What’s Next for Customer Success? Scale!
I just love the New Year. We survived the holidays, and now we’re off to the races with a fresh start at the year. It’s also the time that we all make predictions on what the year will bring. I’d be remiss if I didn’t try my hand at it as well.
So, what does 2017 bring for Customer Success?
Scale! It’s the year that we’ll see Customer Success focus on efficiencies in order to scale.
If you look at where we’ve been, it’s the next logical step in the evolution of the Customer Success role:
- 2007-2009: CSM role emerges
- 2010-2012: CSM role is evangelized and adopted
- 2013-2016: Teams of CSM’s are built
- 2017-???: Teams are optimized for efficiency
From Investment to Efficiency
Now that executives have adopted and invested in Customer Success, they’re asking how the programs and team(s) can be made more efficient.

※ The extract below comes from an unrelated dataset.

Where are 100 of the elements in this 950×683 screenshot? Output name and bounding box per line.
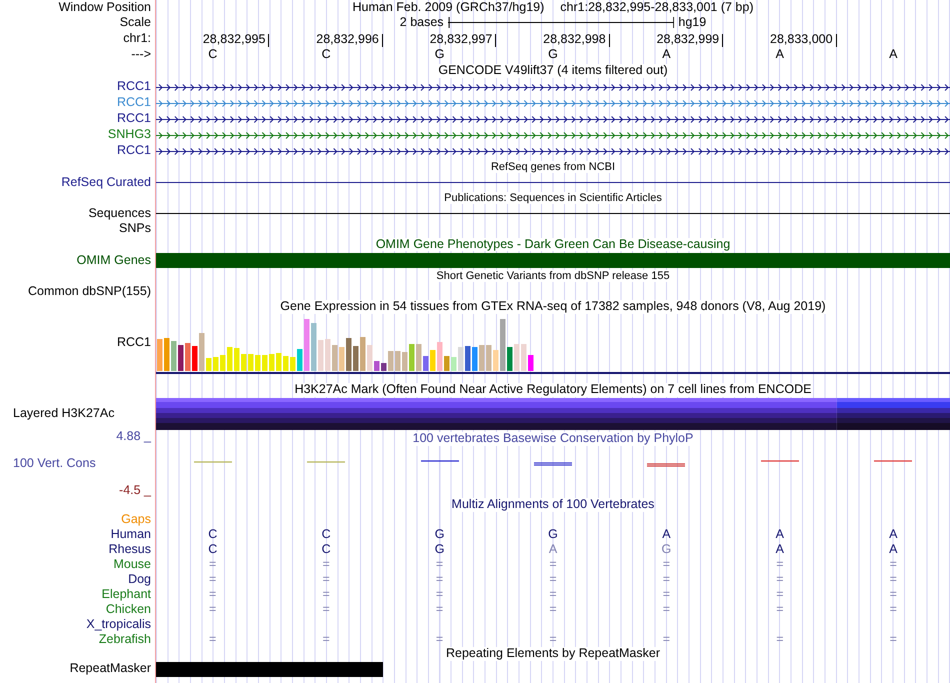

Senior staff is looking for efficiency for good reason. As your customer base grows, expanding the Customer Success team team via headcount doesn’t always make sense once the team is established.
For example, 20% growth in your customer base shouldn’t result in 20% growth of the Customer Success team’s headcount. As a result, this means getting more out of your people.

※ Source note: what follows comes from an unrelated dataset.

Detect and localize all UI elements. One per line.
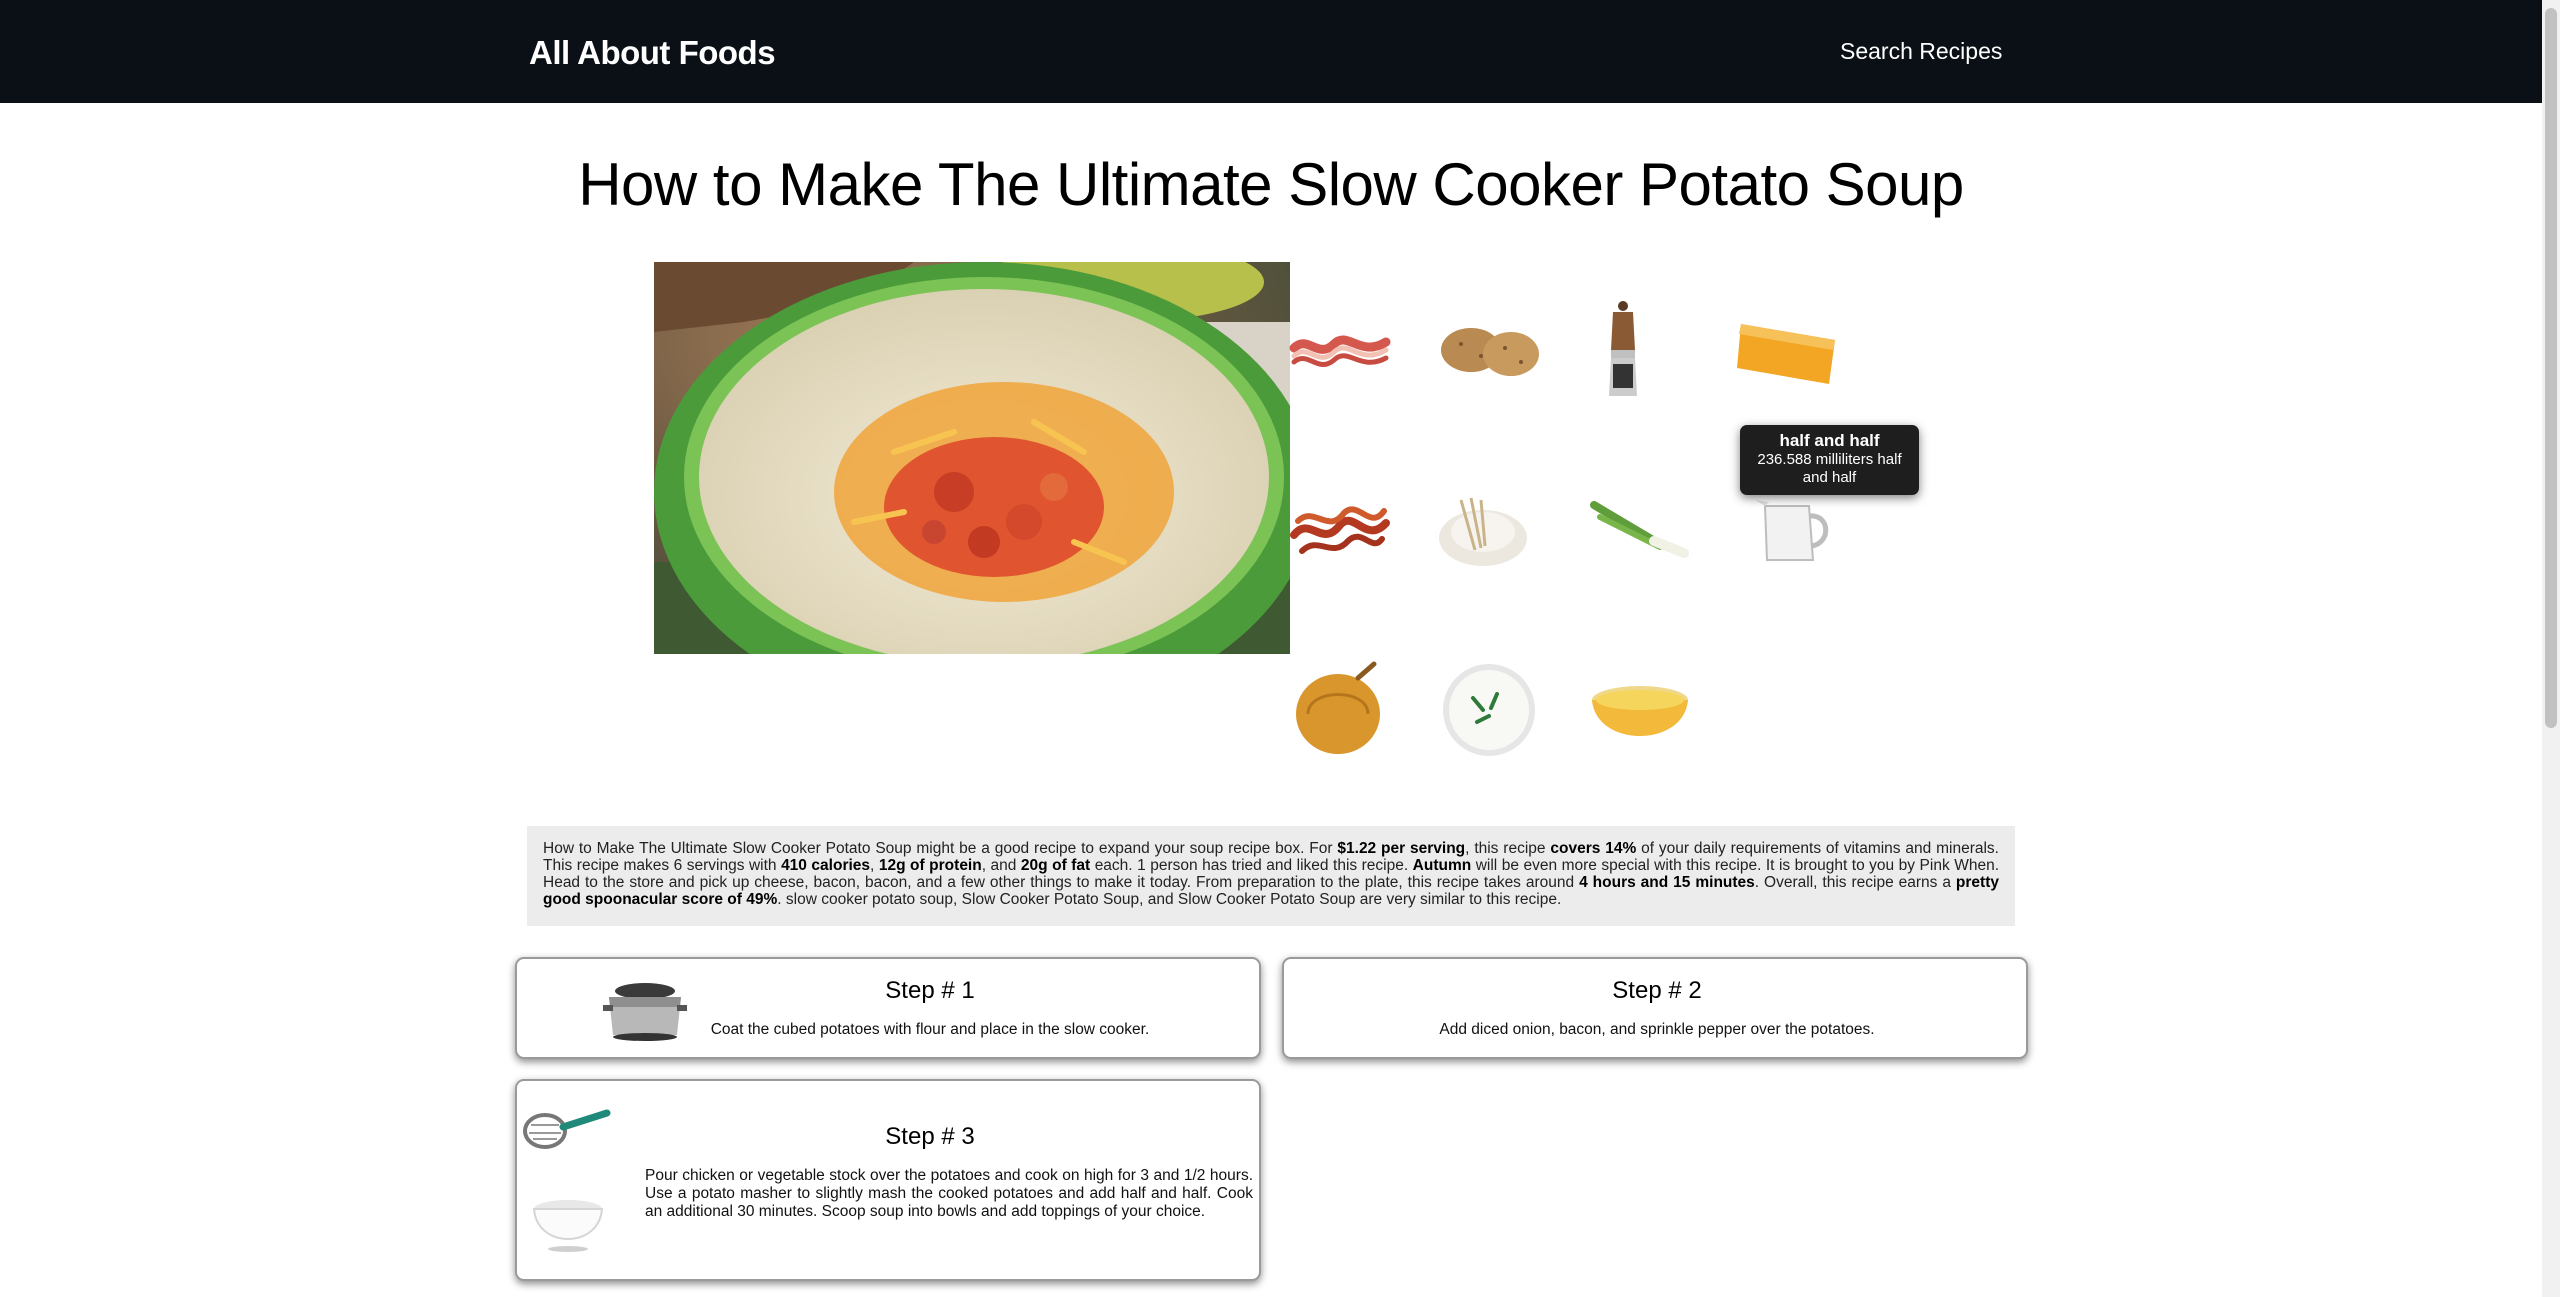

Start by Analyzing CSM Time
The best way to spot improvement opportunities is to focus on where your CSMs are spending the bulk of their time.
80% of a CSM’s day is focused on communication. They’re engaged in
- Chat
- Follow Up Calls
- Quarterly Business Reviews
- Escalation Conversations (internal and external)
- Best Practice Sessions
- Technical Conversations
- Deployment/Onboarding Conversations
- Training
- Adoption Strategies
…and the list continues. CSMs are fantastic communication engines. The amount of follow up and outbound that they are engaged in is astounding (and likely inefficient).
If you’re going to improve CSM efficiency, you have to start with communication as the thing to improve and maybe automate.
Productivity Improvements
To truly scale and keep up with the growing ratio of customers to CSMs, improving communication efficiency is a major source of gain.
Automate the repetitive communications
Consider leveraging technology to automate communications that CSM’s will otherwise do manually and repeatedly. Consider scenarios such as:
- Adoption campaigns
- Onboarding
- Training
- Long tail customer nurture tracks
- New feature deployment
An ideal solution is to use technology that sends triggered email campaigns to ensure that your CSM team is fully supported to help each and every end user to successfully adopt your product.
Who gets serviced?
Another place to look for gains is to point your CSM’s at the right customers. Presumably, higher-value customers merit more service from the CSM team. This can lead to other strategies for servicing smaller customers, such as:
- Email automation
- Rich documentation content
- Self-service training
- Customer communities
Start with tiering and segmentation of your customer base. Coupled with a clear service delivery strategy for each tier, your CSM team can maximize the value of their time.